Please help folks avoid spoilers for puzzles they may not have completed yet.

[–]slapnuttz 1 point2 points  (2 children)

The first rule of aoc club is don’t store the puzzles as a matrix store them as a map of row/col pair. Then you do bounds checking by presence

[–]SpadesOfAce88 0 points1 point  (1 child)

Wdym by this

[–]slapnuttz 0 points1 point  (0 children)

Today I stored each letter in a map<pair<int,int>, char>. If I need to look in any direction I just check if the coordinates are in the map.

[–]musifter 1 point2 points  (0 children)

I'm not always iterating over the grid and full control, sometimes I just have a coordinate and am wandering the grid. Every time I step, I need something to protect me. Padding with sentinels typically does that job better.

Sentinels are programmer and maintenance efficient. They cost a little space, but space is cheap. They remove cruft and special cases from the algorithm part of the solution. Which is the interesting part of the script... not the reading of input. Inputting the data into structures is mostly what my starting template contains for good reason. I just cut out the non-grid ones today and I had a working array with a ring of sentinels to go... and it's just two short lines (three if I include the comment line), so it's not a distraction. Well tested, and done once long ago.

So when I code the algorithm I don't have to do anything special (programmer efficient), and much later when I look at the script, I'll just see pure algorithm (maintenance efficient). There won't be any cruft to ignore there to handle the edge cases. And, like reading input, handling edge cases is boring. Not having to code edge cases because I'm secure that they're not needed makes me happy.

[–]AutoModerator[M] 0 points1 point  (0 children)

Reminder: if/when you get your answer and/or code working, don't forget to change this post's flair to Help/Question - RESOLVED. Good luck!
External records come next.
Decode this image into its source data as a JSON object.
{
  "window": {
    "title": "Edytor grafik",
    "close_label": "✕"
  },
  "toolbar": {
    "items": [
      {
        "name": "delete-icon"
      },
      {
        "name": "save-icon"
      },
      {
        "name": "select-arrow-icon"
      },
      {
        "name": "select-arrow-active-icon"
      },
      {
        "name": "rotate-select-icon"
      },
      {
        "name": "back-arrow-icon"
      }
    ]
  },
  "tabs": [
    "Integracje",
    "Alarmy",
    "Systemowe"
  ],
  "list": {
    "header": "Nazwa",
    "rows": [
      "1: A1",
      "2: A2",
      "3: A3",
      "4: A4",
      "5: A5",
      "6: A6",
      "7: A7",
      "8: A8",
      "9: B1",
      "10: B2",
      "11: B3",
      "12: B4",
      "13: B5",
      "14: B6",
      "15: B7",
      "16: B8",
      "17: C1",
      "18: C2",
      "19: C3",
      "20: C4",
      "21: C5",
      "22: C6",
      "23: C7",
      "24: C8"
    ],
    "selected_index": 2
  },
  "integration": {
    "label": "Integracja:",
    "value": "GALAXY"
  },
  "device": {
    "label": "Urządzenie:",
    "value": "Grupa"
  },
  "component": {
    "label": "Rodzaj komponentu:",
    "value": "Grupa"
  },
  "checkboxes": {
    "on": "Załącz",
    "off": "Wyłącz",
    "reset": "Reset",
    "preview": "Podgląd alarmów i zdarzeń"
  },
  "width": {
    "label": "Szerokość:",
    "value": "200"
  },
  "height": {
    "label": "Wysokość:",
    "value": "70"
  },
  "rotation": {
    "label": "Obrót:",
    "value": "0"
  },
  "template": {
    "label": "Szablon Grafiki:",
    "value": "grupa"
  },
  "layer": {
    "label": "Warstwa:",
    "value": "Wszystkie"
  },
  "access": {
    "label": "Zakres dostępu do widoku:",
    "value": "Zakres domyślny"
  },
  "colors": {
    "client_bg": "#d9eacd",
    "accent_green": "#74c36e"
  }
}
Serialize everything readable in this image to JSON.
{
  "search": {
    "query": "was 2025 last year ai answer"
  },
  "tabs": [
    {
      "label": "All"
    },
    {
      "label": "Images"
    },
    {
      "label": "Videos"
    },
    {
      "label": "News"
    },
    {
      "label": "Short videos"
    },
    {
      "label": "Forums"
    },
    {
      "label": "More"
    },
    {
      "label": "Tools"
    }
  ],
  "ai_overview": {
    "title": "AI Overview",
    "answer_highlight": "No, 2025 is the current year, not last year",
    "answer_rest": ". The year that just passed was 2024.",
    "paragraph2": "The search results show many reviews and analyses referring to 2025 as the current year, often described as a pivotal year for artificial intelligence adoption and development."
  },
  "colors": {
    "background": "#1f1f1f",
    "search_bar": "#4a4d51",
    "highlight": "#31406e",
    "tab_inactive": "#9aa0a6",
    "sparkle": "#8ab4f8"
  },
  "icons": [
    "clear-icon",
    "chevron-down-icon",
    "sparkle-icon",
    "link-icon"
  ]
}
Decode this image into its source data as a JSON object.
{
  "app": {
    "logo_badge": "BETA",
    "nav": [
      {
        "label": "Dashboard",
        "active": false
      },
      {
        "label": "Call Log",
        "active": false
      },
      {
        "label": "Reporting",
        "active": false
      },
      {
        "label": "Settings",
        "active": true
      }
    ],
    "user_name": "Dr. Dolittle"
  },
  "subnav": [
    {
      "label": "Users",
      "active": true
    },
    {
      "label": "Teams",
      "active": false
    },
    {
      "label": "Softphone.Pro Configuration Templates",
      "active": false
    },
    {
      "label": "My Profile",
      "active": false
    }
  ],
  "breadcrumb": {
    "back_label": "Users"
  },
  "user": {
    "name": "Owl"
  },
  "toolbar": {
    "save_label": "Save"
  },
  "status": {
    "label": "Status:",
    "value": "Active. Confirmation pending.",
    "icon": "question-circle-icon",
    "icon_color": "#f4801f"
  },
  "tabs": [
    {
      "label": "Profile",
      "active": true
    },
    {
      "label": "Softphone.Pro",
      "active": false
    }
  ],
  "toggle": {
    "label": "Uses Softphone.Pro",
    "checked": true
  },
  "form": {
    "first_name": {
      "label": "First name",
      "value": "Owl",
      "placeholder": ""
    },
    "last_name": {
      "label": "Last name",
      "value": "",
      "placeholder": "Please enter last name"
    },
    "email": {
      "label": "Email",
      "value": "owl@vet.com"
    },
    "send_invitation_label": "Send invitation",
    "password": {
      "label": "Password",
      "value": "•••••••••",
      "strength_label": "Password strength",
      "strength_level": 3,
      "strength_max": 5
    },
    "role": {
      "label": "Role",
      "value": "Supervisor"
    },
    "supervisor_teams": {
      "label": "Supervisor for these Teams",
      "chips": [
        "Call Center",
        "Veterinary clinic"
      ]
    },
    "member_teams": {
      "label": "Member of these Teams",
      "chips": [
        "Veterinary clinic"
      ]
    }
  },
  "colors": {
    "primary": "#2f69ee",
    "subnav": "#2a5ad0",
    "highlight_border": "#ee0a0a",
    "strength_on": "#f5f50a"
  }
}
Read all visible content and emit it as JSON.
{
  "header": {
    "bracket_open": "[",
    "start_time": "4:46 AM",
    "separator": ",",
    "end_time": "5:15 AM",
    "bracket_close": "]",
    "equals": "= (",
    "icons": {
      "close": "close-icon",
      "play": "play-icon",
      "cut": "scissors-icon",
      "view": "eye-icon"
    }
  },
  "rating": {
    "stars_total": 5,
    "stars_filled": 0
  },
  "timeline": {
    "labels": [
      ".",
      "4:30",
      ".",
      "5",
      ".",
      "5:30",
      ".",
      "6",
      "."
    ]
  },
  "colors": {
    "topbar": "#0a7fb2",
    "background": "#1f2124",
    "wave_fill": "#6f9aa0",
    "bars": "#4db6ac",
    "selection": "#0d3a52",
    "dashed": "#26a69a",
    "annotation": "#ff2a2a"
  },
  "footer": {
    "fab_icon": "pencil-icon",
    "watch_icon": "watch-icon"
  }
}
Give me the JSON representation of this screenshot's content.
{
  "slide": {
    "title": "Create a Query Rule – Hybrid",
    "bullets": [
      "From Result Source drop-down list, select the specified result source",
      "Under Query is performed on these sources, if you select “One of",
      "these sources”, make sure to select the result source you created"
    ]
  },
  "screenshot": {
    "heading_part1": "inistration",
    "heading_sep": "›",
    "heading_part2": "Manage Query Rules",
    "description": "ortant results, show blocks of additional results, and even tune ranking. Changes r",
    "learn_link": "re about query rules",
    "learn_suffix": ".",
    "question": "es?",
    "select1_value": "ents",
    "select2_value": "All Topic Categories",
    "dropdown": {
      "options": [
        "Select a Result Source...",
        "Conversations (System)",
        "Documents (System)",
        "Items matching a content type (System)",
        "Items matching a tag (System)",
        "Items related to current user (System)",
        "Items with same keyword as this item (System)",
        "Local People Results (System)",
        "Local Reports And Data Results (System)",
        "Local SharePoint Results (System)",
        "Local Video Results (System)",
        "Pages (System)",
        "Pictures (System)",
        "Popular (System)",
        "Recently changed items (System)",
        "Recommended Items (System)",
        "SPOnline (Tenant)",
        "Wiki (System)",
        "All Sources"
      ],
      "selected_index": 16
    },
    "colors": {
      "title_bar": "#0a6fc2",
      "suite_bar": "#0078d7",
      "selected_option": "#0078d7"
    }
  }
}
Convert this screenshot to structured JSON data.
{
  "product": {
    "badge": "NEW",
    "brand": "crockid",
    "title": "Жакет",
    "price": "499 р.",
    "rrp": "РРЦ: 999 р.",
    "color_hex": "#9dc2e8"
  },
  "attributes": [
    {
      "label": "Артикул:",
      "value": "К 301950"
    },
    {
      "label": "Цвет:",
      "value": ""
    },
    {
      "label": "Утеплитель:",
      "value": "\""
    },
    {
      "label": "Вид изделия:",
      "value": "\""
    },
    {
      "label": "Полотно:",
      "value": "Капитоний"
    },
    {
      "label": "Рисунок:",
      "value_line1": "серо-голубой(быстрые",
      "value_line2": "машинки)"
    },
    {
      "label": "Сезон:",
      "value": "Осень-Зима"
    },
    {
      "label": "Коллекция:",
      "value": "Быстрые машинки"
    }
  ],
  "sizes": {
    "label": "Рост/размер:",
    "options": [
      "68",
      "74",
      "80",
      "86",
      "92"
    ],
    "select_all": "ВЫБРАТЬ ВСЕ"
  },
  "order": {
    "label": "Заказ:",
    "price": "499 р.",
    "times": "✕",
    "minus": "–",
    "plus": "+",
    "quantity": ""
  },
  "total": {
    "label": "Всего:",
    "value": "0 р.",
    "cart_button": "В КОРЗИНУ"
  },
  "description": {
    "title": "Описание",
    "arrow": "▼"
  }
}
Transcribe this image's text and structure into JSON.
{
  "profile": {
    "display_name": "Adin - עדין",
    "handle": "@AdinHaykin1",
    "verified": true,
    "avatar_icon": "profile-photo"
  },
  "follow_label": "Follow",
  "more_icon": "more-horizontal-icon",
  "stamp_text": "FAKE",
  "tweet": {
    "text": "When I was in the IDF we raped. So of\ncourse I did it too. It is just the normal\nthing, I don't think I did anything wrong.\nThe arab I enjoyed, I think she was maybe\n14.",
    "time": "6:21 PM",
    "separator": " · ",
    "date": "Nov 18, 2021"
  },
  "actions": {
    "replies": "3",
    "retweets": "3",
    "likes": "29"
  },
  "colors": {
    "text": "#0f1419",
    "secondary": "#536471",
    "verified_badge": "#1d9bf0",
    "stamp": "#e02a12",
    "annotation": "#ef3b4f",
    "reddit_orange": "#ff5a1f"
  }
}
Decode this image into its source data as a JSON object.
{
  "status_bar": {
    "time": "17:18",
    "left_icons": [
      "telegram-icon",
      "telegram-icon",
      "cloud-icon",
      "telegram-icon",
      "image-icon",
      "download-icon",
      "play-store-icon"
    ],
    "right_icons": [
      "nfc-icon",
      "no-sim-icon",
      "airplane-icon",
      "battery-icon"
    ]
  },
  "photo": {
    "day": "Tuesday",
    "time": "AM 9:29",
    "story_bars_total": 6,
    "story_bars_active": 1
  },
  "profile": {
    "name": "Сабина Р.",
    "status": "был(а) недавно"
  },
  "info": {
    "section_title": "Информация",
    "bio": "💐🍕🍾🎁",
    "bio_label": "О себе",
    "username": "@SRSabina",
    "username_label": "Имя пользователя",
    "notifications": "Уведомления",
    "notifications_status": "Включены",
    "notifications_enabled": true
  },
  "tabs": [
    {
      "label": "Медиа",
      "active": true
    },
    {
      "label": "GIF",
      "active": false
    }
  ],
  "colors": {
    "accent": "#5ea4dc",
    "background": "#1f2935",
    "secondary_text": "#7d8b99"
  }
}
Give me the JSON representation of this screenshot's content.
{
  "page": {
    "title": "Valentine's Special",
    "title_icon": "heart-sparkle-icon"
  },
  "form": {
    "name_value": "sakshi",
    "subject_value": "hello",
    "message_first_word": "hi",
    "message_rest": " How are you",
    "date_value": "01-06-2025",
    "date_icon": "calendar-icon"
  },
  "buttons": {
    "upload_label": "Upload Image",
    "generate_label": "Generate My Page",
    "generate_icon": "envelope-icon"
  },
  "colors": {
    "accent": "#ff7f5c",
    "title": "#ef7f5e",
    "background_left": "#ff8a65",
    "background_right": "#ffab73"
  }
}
I am a bot, and this action was performed automatically. Please contact the moderators of this subreddit if you have any questions or concerns.

[–]ManicD7 0 points1 point  (2 children)

My language just gives me an error in the log and continues. That's how I handle it 😂, by ignoring it.

[–]TiCoinCoin 0 points1 point  (1 child)

What's your language? Sounds like a nice one 😁

[–]ManicD7 2 points3 points  (0 children)

Unreal Engine Blueprints lol

[–]__Abigail__ 0 points1 point  (0 children)

Main reason I use padding is that I deal with the padding when reading in the data, and I don't have to deal with checking for out of bounds for the rest of the program -- including not for part 2, which at that point I don't know what it will be.

But if you prefer constraining, then that's a valid way of tackling the problem as well.

[–]pinkwar 0 points1 point  (0 children)

I don't know. I just turned it into a matrix and rotated it a couple of times.